The California Polytechnic State University chapter of fraternity Lambda Chi Alpha outraged many on campus last weekend after a photo from one of its events circulated showing a frat member in blackface.
But the student in question, Kyler Watkins, a senior studying agricultural business, will likely not be expelled, university president Jeffrey Armstrong told the San Luis Obispo Tribune on Thursday.
“That’s very, very likely protected by free speech, and freedom of expression,” Armstrong told the outlet. “If a student walks around on campus with their face painted black, they can do that.”
In an apology letter published Friday afternoon by Mustang News, a local outlet, Watkins said he hoped the campus community believed that his “ill-informed” decision “had nothing whatsoever to do with racism or discrimination” because he did not know what blackface was.
“When I woke up Sunday morning to learn that ‘blackface’ is of historical racial significance, no words can express my regret and horror,” he wrote.
Lambda Chi Alpha apologized in a statement on Sunday, saying the frat held a competition that grouped members into teams represented by different colors. One team chose black, and “that is why the person’s face was colored,” the fraternity’s president, Logan Boersma, told Mustang News.
“In my own mind, I was simply ‘going all out’ in my theme as a member of the black team,” Watkins said, adding that he has received death threats. He has resigned from the frat.
A photo showing a group of frat members from the “yellow” team dressed up as gangster stereotypes also surfaced:
Armstrong told the San Luis Obispo Tribune that although he personally thinks “it’s awful what they did,” he can’t put his “personal feelings on top of an individual’s constitutional right.”
As the blackface photo stirred up anger over the weekend, Cal Poly quickly announced that it would investigate, and Armstrong sent out a campus-wide email on Monday afternoon expressing his “embarrassment” and shame over the Lambda incident.
But the conversation is far from over.
An emergency town hall meeting meant to elevate voices of students of color was packed with people who filled seats and lined the walls on Monday.
“When I see that picture, it is kind of hard when all of your life you’re told that your skin is ugly, you know, you look dirty,” Cal Poly freshman Erica Green said in footage from the emotional meeting. “The more I think about it, it doesn’t make me feel that this campus wants people like me here.”
Green suggested that the Lambda members be ordered to complete a community service project in a minority community, “so they honestly understand what it’s like for them.”
She is one of just 166 black students at Cal Poly ― a campus of 22,000 ― according to the school’s latest enrollment numbers.
Meanwhile, Associated Students Inc. President Riley Nilsen, who leads a student government group, made controversial comments at the meeting that elicited immediate calls for her resignation.
“I cannot believe that the members of Lambda Chi Alpha did not tell their brother to go wash his face off when they walked into that party,” Nilsen said. “I 100 percent know the privilege that I’ve been given, because I don’t have to wash my face off, and I know that I am given a privilege to make a difference.”
(Nilsen wrote a very lengthy apology on Facebook Wednesday, acknowledging that her remarks “weren’t sensitive.”)
By Monday evening, a group of students, including many students of color, had gathered outside the Lambda Chi Alpha house to confront members of the fraternity, and some people led chants.

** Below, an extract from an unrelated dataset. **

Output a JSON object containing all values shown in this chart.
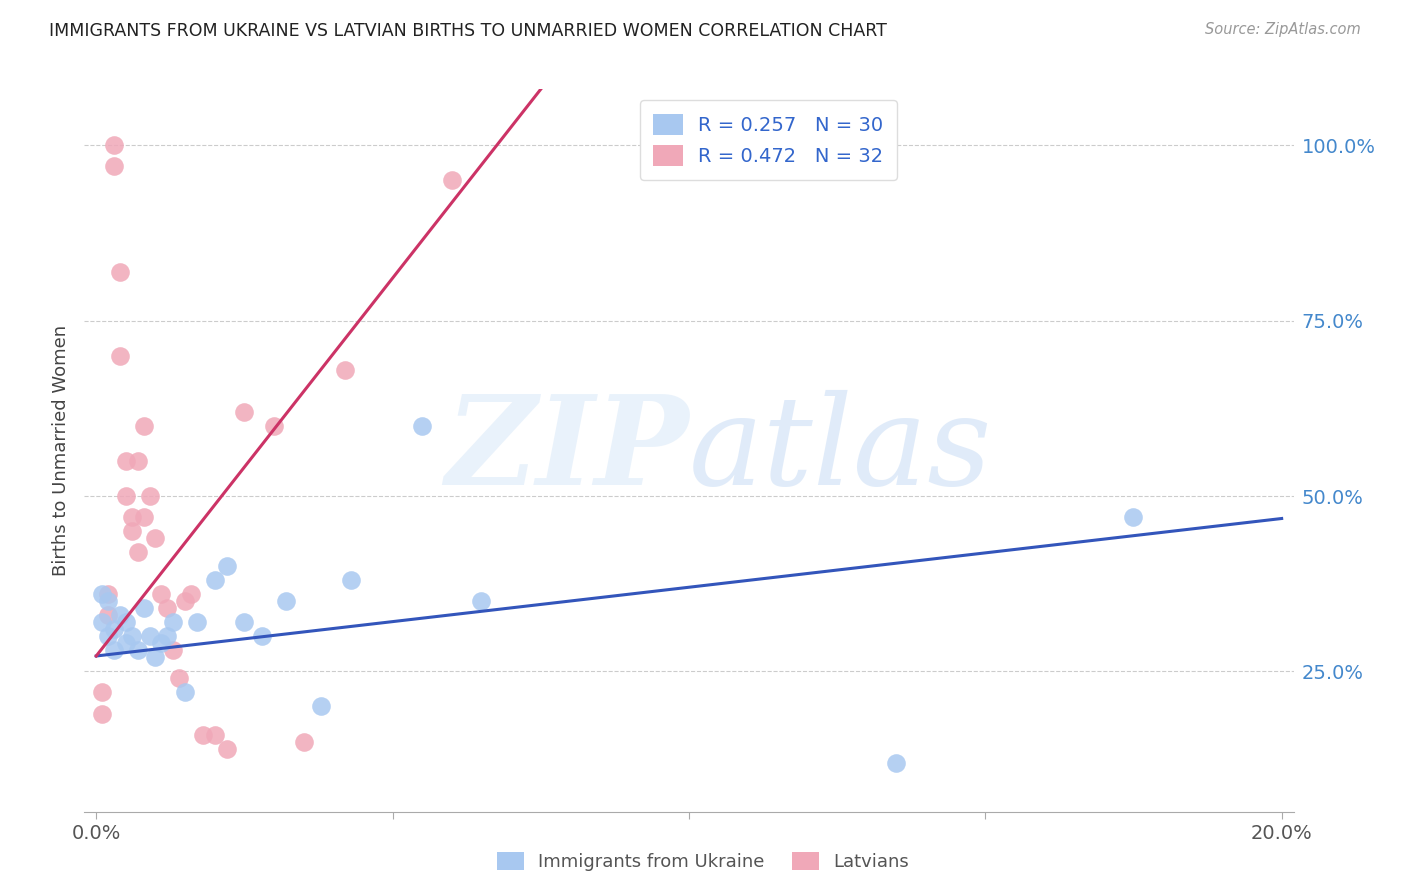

Police eventually arrived to intervene.
Both Cal Poly and Lambda Chi Alpha’s national headquarters put the local frat on interim suspension, pending the results of separate investigations, the San Luis Obispo Tribune reported.
Armstrong hosted another town hall meeting on Thursday night that drew a crowd of nearly 1,000 people, according to the Tribune. Students there asked questions about diversity and racism on campus for more than 90 minutes.
By the week’s end, all fraternities on campus had voluntarily placed themselves on probation and suspended some activities.
Hundreds of students turned out for a protest on Friday morning, local NBC affiliate KSBY reported, noting that some were calling on Armstrong to resign. The protest was sponsored by a number of activist groups on campus including Cal Poly Democrats, the Cal Poly Queer Student Union and the Comparative Ethnic Studies Student Association.
“Students have a right to voice their opinions, but the fact is the university is committed to diversity and inclusion,” a spokesman for CalPoly told HuffPost in an email highlighting the administration’s efforts to improve diversity in the student population.
“There is more work to be done, but the hurtful actions of a few cannot define the university and override the values and the successes of the many.”
This story has been updated with an apology from the student in blackface and CalPoly administration.